Note that I didn't say what my opinion was. I was trying to interpret what the market is telling us is priced into the various securities.



To: EricRR who wrote (108920)8/29/2000 3:10:08 PM
From: THE WATSONYOUTH  Respond to of 186894
 
But to service the expected growth of the many small tasks, it's cheaper to deploy many single CPU systems rather than a few monster systems.

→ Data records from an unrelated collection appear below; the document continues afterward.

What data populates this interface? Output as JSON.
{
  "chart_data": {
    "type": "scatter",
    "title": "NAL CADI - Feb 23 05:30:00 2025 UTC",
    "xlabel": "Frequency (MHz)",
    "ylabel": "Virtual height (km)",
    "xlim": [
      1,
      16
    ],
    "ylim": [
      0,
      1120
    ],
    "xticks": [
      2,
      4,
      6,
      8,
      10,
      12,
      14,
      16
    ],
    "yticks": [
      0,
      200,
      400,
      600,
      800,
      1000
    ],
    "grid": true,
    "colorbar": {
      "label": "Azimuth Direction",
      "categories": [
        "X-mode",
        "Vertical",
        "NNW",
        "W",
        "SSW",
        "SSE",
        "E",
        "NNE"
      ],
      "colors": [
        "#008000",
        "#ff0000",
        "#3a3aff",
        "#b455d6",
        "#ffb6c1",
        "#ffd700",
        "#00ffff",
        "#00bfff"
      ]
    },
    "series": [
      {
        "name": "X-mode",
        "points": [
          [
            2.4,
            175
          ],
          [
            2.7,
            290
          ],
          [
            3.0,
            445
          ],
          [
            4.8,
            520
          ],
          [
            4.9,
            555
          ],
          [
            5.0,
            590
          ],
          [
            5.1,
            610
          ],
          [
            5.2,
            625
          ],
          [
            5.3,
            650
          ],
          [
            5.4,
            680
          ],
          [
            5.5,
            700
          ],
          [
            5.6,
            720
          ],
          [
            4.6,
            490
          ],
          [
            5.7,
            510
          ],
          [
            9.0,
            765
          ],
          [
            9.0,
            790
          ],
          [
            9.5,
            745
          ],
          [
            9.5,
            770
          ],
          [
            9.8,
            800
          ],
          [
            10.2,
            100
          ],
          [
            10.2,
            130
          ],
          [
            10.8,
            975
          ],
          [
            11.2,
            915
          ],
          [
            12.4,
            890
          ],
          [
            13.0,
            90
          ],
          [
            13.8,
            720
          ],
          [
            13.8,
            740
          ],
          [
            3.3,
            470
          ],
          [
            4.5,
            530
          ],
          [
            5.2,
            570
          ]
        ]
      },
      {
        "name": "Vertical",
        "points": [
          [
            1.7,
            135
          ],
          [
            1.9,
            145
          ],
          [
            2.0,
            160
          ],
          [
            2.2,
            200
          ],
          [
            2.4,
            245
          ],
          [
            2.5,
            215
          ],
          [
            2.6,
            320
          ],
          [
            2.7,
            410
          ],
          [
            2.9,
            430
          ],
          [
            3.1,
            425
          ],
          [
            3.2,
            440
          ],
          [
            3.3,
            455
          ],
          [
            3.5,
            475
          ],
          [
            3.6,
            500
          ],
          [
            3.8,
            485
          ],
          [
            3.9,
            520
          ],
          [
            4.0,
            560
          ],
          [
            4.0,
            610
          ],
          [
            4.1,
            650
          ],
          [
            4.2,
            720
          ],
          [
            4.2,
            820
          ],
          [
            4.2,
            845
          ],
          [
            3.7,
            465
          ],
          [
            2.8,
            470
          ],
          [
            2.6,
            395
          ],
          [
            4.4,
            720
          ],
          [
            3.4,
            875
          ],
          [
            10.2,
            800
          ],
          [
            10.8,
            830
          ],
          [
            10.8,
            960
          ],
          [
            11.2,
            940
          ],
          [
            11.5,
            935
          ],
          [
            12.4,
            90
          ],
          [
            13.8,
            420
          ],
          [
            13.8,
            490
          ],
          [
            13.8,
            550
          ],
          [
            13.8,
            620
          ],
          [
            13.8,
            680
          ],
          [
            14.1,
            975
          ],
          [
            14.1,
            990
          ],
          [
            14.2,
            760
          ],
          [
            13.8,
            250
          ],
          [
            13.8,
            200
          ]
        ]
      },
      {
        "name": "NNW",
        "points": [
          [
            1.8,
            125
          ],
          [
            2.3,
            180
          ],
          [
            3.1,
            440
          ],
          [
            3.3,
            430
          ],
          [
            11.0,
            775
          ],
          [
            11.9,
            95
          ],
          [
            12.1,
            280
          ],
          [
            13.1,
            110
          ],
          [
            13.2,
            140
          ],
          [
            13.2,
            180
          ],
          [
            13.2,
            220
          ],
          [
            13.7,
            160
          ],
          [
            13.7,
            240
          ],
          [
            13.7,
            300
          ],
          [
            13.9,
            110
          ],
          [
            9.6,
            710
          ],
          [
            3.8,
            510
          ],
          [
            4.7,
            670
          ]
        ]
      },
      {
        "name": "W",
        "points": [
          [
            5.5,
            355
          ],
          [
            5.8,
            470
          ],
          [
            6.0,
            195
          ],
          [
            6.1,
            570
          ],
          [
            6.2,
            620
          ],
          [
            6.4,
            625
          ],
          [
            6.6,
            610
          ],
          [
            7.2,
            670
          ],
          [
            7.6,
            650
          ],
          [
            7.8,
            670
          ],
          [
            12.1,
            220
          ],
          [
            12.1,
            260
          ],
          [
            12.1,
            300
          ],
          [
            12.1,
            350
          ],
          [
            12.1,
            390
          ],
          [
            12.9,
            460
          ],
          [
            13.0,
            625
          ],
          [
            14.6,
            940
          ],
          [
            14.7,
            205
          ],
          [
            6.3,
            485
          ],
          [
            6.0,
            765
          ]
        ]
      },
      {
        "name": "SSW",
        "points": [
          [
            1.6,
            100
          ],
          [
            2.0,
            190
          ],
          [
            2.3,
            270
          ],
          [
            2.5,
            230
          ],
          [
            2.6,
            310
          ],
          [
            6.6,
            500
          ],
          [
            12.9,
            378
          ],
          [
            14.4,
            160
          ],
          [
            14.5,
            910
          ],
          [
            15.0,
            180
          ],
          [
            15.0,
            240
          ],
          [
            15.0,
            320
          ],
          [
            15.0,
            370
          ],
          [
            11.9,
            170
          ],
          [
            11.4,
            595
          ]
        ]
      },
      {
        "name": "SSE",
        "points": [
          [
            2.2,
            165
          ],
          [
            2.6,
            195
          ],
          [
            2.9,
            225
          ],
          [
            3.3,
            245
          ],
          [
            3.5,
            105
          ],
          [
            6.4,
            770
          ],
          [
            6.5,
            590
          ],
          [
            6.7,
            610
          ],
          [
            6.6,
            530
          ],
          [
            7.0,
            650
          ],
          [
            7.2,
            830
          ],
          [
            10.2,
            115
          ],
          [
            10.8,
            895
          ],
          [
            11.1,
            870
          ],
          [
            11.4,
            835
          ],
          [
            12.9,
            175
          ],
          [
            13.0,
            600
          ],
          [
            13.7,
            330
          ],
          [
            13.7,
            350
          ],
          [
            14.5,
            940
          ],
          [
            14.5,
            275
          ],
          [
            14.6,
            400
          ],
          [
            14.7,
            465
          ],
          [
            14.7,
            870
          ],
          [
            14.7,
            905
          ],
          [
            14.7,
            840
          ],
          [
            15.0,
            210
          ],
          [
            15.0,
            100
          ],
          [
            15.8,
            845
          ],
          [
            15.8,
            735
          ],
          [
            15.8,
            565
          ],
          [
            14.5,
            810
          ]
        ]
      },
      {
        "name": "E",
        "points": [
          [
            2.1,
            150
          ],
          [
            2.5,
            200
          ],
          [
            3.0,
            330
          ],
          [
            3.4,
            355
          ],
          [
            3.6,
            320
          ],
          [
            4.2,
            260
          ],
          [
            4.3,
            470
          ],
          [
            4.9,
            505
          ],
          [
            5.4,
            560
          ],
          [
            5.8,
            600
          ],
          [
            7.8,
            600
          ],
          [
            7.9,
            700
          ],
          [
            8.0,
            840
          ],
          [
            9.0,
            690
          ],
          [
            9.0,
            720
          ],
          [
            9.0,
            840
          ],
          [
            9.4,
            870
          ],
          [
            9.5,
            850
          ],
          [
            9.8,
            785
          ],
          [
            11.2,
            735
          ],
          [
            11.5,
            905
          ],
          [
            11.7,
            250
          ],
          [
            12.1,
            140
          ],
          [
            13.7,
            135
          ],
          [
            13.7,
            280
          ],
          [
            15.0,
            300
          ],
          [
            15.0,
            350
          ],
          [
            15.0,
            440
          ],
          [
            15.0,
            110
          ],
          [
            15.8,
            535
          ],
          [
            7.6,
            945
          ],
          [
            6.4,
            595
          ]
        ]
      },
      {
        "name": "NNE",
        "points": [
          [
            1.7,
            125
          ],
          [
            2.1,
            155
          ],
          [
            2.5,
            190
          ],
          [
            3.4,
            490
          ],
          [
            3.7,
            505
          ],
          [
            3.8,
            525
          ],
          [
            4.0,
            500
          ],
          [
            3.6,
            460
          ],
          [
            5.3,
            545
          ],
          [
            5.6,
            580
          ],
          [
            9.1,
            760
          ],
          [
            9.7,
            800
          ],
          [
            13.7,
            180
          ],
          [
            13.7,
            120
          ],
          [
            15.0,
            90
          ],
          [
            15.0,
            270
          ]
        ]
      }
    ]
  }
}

Are you sure?? A very thought provoking article, the thesis of which forms the basis for IBM's Linux on VM effort.
Comments??

linuxplanet.com

THE WATSONYOUTH



To: EricRR who wrote (108920)8/29/2000 4:22:16 PM
From: Tenchusatsu  Read Replies (1) | Respond to of 186894
 
Eric, <What I specifically mean is that instead of needing one large server with many cpu's, in the future there will be many small servers, each with perhaps only one CPU, organised together over a network.>

Kind of on a tangent here, but I was talking with one of my coworkers who told me that the future will be peer-to-peer networking, a la Napster but in a more general sense. Because of this, he argues, the need for general-purpose servers will decrease, and people's own desktop machines become the "servers" in a P2P world.

Of course, I disagreed, saying there will always be a need for large centralized servers or server clusters, especially in the back-end (where Sun is and where Itanium wants to be). But I wonder whether you would agree with my coworker regarding the peer-to-peer concept.